Minister for Finance Prof. Edward Scicluna welcomes the latest credit rating report issued by DBRS Ratings Limited which confirms Malta’s long-term foreign and local currency issuer ratings at A and the short-term foreign and local currency issuer ratings at R-1 (low). It also re-affirms a Stable trend on all ratings.
DBRS acknowledges the strong economic growth recorded in 2015 supported by domestic demand, which in turn is fuelled by robust increases in private consumption and investment. It acknowledges that the reductions in the personal income tax coupled with favourable labour market conditions supported private consumption, while investment was boosted by the large-scale investment projects such as the construction of the new gas power plant.
On the fiscal front, DBRS states, “Important improvements in fiscal management are in progress, after weak fiscal performances in the past” while, “Public expenditure overruns and weak internal controls have been common.” It positively notes: “Measures undertaken in line with the European Stability and Growth Pact have enhanced fiscal institutions, and the budget deficit has declined.” DBRS also notes how this Government strengthened the overall fiscal framework by adopting the Fiscal Responsibility Act. It further states that the restructuring of some of the State Owned Enterprises (SOEs) such as Enemalta and Airmalta has reduced risks to the public sector balance sheet.
DBRS acknowledges the pension reforms emanating from the 2016 Budget directed towards ensuring the sustainability of the public pension system although it welcomes further reforms in this area. Similarly, it acknowledges the major improvements from recent reforms efforts directed towards increasing labour market participation.

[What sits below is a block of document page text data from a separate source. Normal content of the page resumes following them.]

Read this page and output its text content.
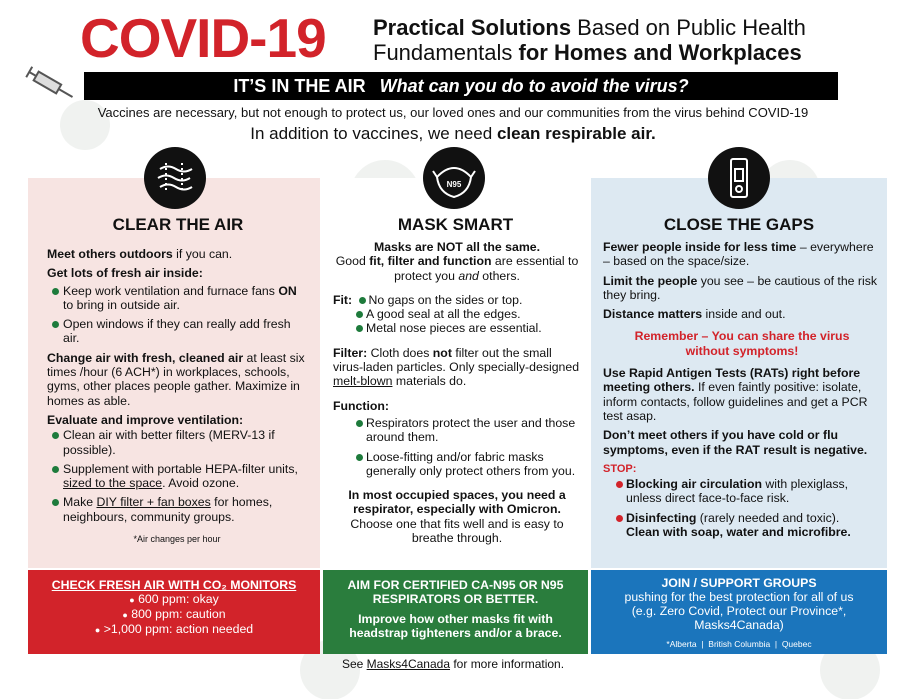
COVID-19 Practical Solutions Based on Public Health
Fundamentals for Homes and Workplaces
IT’S IN THE AIR What can you do to avoid the virus?
Vaccines are necessary, but not enough to protect us, our loved ones and our communities from the virus behind COVID-19
In addition to vaccines, we need clean respirable air.
N95
CLEAR THE AIR	MASK SMART	CLOSE THE GAPS

Meet others outdoors if you can.

Get lots of fresh air inside:

Keep work ventilation and furnace fans ON to bring in outside air.

Open windows if they can really add fresh air.

Change air with fresh, cleaned air at least six times /hour (6 ACH*) in workplaces, schools, gyms, other places people gather. Maximize in homes as able.

Evaluate and improve ventilation:

Clean air with better filters (MERV-13 if possible).

Supplement with portable HEPA-filter units, sized to the space. Avoid ozone.

Make DIY filter + fan boxes for homes, neighbours, community groups.

*Air changes per hour

Masks are NOT all the same.
Good fit, filter and function are essential to protect you and others.

Fit: No gaps on the sides or top.
A good seal at all the edges.
Metal nose pieces are essential.

Filter: Cloth does not filter out the small virus-laden particles. Only specially-designed melt-blown materials do.

Function:

Respirators protect the user and those around them.

Loose-fitting and/or fabric masks generally only protect others from you.

In most occupied spaces, you need a respirator, especially with Omicron.
Choose one that fits well and is easy to breathe through.

Fewer people inside for less time – everywhere – based on the space/size.

Limit the people you see – be cautious of the risk they bring.

Distance matters inside and out.

Remember – You can share the virus without symptoms!

Use Rapid Antigen Tests (RATs) right before meeting others. If even faintly positive: isolate, inform contacts, follow guidelines and get a PCR test asap.

Don’t meet others if you have cold or flu symptoms, even if the RAT result is negative.

STOP:

Blocking air circulation with plexiglass, unless direct face-to-face risk.

Disinfecting (rarely needed and toxic).
Clean with soap, water and microfibre.

CHECK FRESH AIR WITH CO₂ MONITORS
● 600 ppm: okay
● 800 ppm: caution
● >1,000 ppm: action needed
AIM FOR CERTIFIED CA-N95 OR N95 RESPIRATORS OR BETTER.
Improve how other masks fit with headstrap tighteners and/or a brace.
JOIN / SUPPORT GROUPS
pushing for the best protection for all of us (e.g. Zero Covid, Protect our Province*, Masks4Canada)
*Alberta  |  British Columbia  |  Quebec
See Masks4Canada for more information.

On competitiveness factors, DBRS comments that unit labour costs fell in 2015 after growing above average since 2007, while real output growth per person has been improving, after weak growth over the past decade.
DBRS also comments positively on Malta’s external position which it remarks reflects the current account surplus and a relatively large positive net international investment position.
Minister for Finance Prof Edward Scicluna remarks: “It is quite encouraging to note that another independent renowned credit rating agency is acknowledging the policy efforts by this Government directed towards ensuring economic and public finance sustainability.”